Work on the third section of the breakwater began in May 1941–work was halted in 1943 as the Navy role in World War II escalated, only to start again in 1947–and was finally completed in 1949.
  
In the 11 years from its initial studies until it was completed, the third section of the breakwater was continually referenced as a necessity of the U.S. Navy–the same Navy that proponents of removing or reconfiguring the breakwater rightly point out left in 1997.
  
As to the question of commercial ships at dock requiring the Long Beach Breakwater, a quick check of Google Maps will show that the third, or Long Beach portion of the breakwater does not protect a single berth at the port, save for a single slip on the east side of Pier J–which it should be noted, has its own entrance breakwaters.
  
No study to date that I have found has shown that removal of the Long Beach Breakwater would result in the normal wave action hitting Long Beach Harbor intruding beyond the space between the southern end of Pier J and the Middle Breakwater into the port. To some degree this narrow area functions as a hydraulic dam where waves moving west through this opening back up as they hit the calmer waters within the port basin.
  
A study conducted nearly a decade ago, with somewhat smaller container and bulk cargo vessels, found that even then the vessels were so large and heavy that with adequate mooring there was very little movement of the vessels even by large wave action. Keep in mind that since the study was done, the average container vessel has grown even larger and heavier.
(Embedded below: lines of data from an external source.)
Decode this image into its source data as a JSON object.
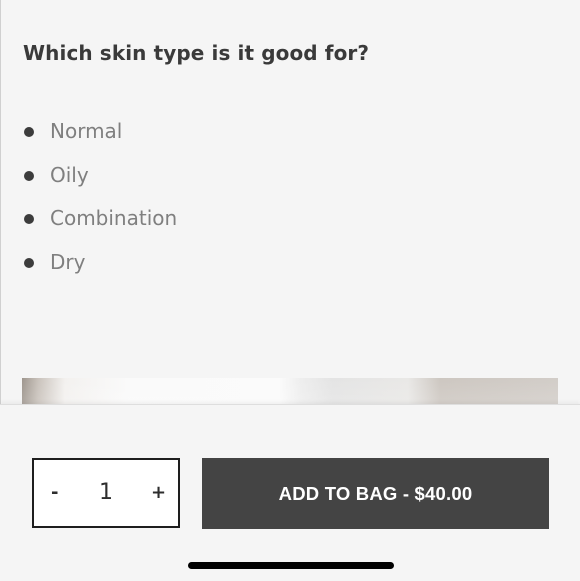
{
  "question": "Which skin type is it good for?",
  "skin_types": [
    "Normal",
    "Oily",
    "Combination",
    "Dry"
  ],
  "footer": {
    "quantity": {
      "minus_label": "-",
      "value": "1",
      "plus_label": "+"
    },
    "add_to_bag_label": "ADD TO BAG - $40.00"
  },
  "colors": {
    "background": "#f5f5f5",
    "button": "#444444",
    "button_text": "#ffffff",
    "list_text": "#7f7f7f",
    "heading_text": "#3a3a3a"
  }
}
The study ultimately noted that during severe wave action, the only thing not possible was the unloading of containers due to the inability of the cranes to compensate for the maximum measured three foot roll at the top of the study vessels. However, not mentioned in the study is that during a storm, it is unlikely that such a vessel would be loaded or unloaded anyway.
  
What the removal of the Long Beach Breakwater would really mean to the two ports is a loss of protected anchorages in Long Beach Harbor. And yet, the number of ships relying on the anchorages at any one given time, except in rare times of problems at the port, is very low. As port efficiencies in loading and unloading cargo have improved, ships that used to take a week to unload now arrive and leave within days–meaning that the number required to wait at one of the anchorages for a berth will, if anything, only decrease with further efficiencies at the port. Of course there are always going to be vessels that need to anchor to take on stores or parts, but this small number of vessels could be easily accommodated, if need be, within the protected basin behind the Middle Breakwater.
  
It seems clear, at least in the case of the argument over the necessity of the breakwater in regards to shipping, that proponents of removing or reconfiguring the breakwater may be correct.